LangGraph models for stateful agents track sequences of actions and states over time. Key metrics include accuracy for correct state predictions, precision and recall for detecting important events or decisions, and F1 score to balance precision and recall. These metrics matter because the agent must remember past states correctly and make accurate decisions based on them. A wrong state prediction can cause wrong actions later.
LangGraph for stateful agents in Agentic AI - Model Metrics & Evaluation
Predicted State
| S1 | S2 | S3 |
-------------------------
S1| 40 | 5 | 3 |
S2| 4 | 35 | 6 |
S3| 2 | 7 | 38 |
Total samples = 40+5+3+4+35+6+2+7+38 = 140
This matrix shows how often the agent predicted each state correctly (diagonal) or confused it with others (off-diagonal). From this, we calculate precision and recall per state.
Imagine the agent detects a critical event in the state graph. High precision means when it says the event happened, it really did (few false alarms). High recall means it finds most of the actual events (few misses).
For safety-critical agents, missing an event (low recall) can be dangerous, so recall is prioritized. For agents where false alarms cause costly actions, precision is more important.
- Good: Accuracy > 90%, Precision and Recall both > 85%, F1 score > 0.85. This means the agent reliably tracks states and detects events.
- Bad: Accuracy < 70%, Precision or Recall < 50%. This means the agent often mispredicts states or misses important events, leading to poor decisions.
- Accuracy paradox: High accuracy can be misleading if some states are very common. The agent might ignore rare but important states.

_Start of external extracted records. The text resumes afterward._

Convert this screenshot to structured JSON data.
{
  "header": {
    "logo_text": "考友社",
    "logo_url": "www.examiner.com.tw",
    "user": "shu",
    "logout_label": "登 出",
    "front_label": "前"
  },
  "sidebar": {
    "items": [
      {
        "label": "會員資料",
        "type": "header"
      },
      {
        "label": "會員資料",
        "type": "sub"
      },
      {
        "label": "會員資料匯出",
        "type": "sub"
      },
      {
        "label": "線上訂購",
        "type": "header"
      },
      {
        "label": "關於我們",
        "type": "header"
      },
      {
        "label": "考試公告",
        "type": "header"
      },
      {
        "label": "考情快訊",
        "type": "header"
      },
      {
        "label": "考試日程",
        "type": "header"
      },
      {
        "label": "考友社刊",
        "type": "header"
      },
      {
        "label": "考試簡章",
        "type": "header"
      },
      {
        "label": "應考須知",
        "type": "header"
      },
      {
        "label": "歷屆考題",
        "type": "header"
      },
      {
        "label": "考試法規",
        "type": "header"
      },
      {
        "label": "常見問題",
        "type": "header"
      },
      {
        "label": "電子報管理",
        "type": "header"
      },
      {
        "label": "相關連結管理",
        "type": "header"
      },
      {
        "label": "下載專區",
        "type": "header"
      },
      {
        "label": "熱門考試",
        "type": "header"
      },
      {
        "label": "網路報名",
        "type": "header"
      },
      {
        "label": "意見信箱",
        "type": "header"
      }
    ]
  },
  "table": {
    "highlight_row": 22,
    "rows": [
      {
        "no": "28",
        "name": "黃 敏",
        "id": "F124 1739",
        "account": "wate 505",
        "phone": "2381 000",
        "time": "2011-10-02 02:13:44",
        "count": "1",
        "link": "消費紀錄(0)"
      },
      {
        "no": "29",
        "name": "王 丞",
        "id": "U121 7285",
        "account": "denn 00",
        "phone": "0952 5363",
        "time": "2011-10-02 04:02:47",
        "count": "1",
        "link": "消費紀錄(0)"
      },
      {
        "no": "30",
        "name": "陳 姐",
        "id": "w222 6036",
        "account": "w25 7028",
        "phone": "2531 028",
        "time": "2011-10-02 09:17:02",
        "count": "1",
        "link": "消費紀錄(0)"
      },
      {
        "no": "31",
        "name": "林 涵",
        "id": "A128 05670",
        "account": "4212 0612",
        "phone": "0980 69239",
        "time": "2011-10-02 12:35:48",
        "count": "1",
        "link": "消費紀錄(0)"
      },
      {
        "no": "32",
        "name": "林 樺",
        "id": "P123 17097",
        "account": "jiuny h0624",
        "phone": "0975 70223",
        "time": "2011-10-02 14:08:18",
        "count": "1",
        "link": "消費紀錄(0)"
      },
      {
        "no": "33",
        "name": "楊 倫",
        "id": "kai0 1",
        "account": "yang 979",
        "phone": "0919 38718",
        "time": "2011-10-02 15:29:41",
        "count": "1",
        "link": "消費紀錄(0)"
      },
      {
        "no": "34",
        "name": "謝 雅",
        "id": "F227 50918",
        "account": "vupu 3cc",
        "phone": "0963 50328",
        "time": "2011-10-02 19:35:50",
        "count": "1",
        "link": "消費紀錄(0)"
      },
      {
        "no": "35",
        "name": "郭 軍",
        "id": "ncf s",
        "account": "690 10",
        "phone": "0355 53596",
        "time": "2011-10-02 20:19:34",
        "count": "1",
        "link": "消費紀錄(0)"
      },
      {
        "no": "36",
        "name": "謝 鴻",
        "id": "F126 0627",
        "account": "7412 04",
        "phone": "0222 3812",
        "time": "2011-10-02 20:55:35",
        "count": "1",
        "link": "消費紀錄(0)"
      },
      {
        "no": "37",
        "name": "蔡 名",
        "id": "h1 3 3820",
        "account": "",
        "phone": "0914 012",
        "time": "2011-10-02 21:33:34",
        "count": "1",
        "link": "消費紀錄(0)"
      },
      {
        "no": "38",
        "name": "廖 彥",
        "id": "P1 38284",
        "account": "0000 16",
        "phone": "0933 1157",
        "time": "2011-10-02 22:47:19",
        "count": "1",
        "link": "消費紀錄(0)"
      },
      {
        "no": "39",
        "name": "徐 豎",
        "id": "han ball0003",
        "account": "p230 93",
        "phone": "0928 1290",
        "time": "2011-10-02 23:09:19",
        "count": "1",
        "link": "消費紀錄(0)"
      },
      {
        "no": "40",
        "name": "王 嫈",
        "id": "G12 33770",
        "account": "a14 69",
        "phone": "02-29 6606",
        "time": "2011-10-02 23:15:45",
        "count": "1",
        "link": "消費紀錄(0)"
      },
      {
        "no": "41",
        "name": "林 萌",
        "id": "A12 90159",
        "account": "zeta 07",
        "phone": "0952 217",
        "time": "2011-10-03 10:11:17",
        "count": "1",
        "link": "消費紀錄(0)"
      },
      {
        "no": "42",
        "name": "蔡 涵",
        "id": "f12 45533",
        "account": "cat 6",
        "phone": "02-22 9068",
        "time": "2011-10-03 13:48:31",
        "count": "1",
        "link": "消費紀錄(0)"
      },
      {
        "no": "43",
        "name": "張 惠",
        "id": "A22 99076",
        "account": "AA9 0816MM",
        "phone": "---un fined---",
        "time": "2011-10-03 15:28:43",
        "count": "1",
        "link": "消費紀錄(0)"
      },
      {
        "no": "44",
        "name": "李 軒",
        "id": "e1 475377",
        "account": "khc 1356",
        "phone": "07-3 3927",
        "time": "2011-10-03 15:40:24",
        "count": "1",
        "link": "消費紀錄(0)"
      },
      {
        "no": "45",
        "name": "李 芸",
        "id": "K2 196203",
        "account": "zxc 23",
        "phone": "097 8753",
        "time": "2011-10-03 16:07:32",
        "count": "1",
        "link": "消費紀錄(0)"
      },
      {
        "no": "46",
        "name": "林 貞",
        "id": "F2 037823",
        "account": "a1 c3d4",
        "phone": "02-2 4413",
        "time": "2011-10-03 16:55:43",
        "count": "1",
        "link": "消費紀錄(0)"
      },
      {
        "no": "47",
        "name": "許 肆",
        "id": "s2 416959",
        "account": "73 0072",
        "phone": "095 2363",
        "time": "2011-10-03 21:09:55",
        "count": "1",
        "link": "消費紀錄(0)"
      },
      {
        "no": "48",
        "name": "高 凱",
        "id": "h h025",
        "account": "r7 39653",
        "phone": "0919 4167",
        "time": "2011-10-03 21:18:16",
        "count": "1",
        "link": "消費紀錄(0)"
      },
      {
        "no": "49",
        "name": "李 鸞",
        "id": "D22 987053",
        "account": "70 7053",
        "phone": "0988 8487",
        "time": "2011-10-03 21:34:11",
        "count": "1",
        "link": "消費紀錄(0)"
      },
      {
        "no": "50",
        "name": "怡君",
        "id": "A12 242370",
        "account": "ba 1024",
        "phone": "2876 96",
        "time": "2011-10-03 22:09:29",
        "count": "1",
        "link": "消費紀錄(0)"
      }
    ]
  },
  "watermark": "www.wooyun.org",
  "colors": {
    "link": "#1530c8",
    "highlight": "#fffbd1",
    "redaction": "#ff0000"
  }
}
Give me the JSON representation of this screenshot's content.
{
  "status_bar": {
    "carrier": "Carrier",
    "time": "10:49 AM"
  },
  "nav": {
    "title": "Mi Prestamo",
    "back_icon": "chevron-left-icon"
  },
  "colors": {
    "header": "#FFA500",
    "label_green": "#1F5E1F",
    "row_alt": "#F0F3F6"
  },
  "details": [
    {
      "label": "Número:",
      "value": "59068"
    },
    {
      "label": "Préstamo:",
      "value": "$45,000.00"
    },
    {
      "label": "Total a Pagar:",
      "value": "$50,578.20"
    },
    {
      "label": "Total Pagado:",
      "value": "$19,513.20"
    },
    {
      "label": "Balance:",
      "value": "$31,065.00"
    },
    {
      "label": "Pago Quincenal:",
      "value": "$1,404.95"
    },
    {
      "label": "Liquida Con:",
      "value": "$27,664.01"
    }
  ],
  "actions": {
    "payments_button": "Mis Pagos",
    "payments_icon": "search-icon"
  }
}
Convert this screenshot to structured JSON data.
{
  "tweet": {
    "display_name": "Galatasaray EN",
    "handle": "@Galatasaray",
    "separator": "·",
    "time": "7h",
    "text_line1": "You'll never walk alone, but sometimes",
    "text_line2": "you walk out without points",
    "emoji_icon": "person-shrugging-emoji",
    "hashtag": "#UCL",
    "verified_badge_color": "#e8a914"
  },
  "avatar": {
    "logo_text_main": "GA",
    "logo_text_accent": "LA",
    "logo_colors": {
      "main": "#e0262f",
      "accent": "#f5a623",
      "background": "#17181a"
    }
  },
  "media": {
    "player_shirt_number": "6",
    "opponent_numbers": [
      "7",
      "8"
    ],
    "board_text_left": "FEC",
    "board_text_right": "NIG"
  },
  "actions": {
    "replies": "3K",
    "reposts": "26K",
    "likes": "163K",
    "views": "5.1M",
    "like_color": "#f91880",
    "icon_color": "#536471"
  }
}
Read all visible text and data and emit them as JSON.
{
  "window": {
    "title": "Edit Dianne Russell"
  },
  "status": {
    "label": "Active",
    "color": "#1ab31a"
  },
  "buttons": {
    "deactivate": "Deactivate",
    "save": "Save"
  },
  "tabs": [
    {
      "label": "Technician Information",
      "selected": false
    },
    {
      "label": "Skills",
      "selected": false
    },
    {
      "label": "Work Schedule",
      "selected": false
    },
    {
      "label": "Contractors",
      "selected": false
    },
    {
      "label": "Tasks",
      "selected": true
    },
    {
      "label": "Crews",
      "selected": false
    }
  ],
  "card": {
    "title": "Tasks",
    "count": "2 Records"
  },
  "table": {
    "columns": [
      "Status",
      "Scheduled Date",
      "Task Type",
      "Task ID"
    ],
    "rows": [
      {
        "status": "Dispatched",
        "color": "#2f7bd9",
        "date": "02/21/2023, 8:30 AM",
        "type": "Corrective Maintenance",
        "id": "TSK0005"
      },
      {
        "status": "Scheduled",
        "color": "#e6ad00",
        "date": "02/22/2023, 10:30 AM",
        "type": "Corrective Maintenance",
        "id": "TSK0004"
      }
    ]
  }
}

- Data leakage: If future states leak into training, evaluation metrics become unrealistically high.
- Overfitting: The agent may memorize training sequences but fail on new ones, causing poor real-world performance.
Your LangGraph agent has 98% accuracy but only 12% recall on detecting a critical state change. Is it good for production? Why or why not?
Answer: No, it is not good. Despite high accuracy, the agent misses most critical state changes (low recall). This can cause serious failures because important events are not detected.